Surface defects on Printed Circuit Boards (PCBs) directly compromise product reliability and safety. However, achieving high-precision detection is challenging because PCB defects are typically characterized by tiny sizes, high texture similarity, and uneven scale distributions. To address these challenges, this paper proposes a novel framework based on YOLOv11n, named SME-YOLO (Small-target Multi-scale Enhanced YOLO). First, we employ the Normalized Wasserstein Distance Loss (NWDLoss). This metric effectively mitigates the sensitivity of Intersection over Union (IoU) to positional deviations in tiny objects. Second, the original upsampling module is replaced by the Efficient Upsampling Convolution Block (EUCB). By utilizing multi-scale convolutions, the EUCB gradually recovers spatial resolution and enhances the preservation of edge and texture details for tiny defects. Finally, this paper proposes the Multi-Scale Focused Attention (MSFA) module. Tailored to the specific spatial distribution of PCB defects, this module adaptively strengthens perception within key scale intervals, achieving efficient fusion of local fine-grained features and global context information. Experimental results on the PKU-PCB dataset demonstrate that SME-YOLO achieves state-of-the-art performance. Specifically, compared to the baseline YOLOv11n, SME-YOLO improves mAP by 2.2% and Precision by 4%, validating the effectiveness of the proposed method.
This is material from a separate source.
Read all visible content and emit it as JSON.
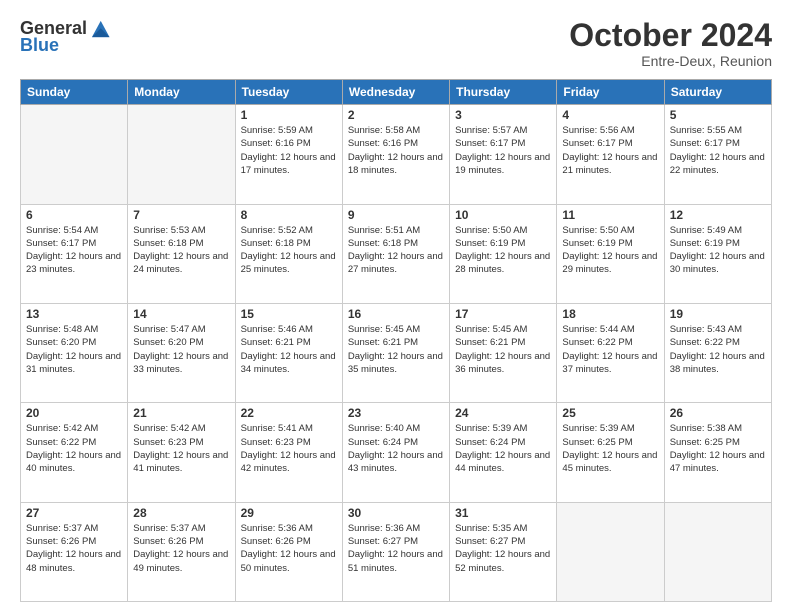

翻译：印刷电路板（PCB）的表面缺陷直接影响产品的可靠性与安全性。然而，由于PCB缺陷通常具有尺寸微小、纹理相似度高以及尺度分布不均等特点，实现高精度检测具有挑战性。为解决这些问题，本文提出了一种基于YOLOv11n的新型框架，命名为SME-YOLO（小目标多尺度增强YOLO）。首先，我们采用归一化瓦瑟斯坦距离损失函数。该度量有效缓解了交并比对微小目标位置偏差的敏感性。其次，将原始上采样模块替换为高效上采样卷积块。通过利用多尺度卷积，该模块逐步恢复空间分辨率，并增强对微小缺陷边缘及纹理细节的保留能力。最后，本文提出了多尺度聚焦注意力模块。该模块针对PCB缺陷特定的空间分布进行设计，自适应地增强关键尺度区间内的感知能力，实现局部细粒度特征与全局上下文信息的高效融合。在PKU-PCB数据集上的实验结果表明，SME-YOLO达到了最先进的性能。具体而言，相较于基线模型YOLOv11n，SME-YOLO将mAP提升了2.2%，精确率提升了4%，验证了所提方法的有效性。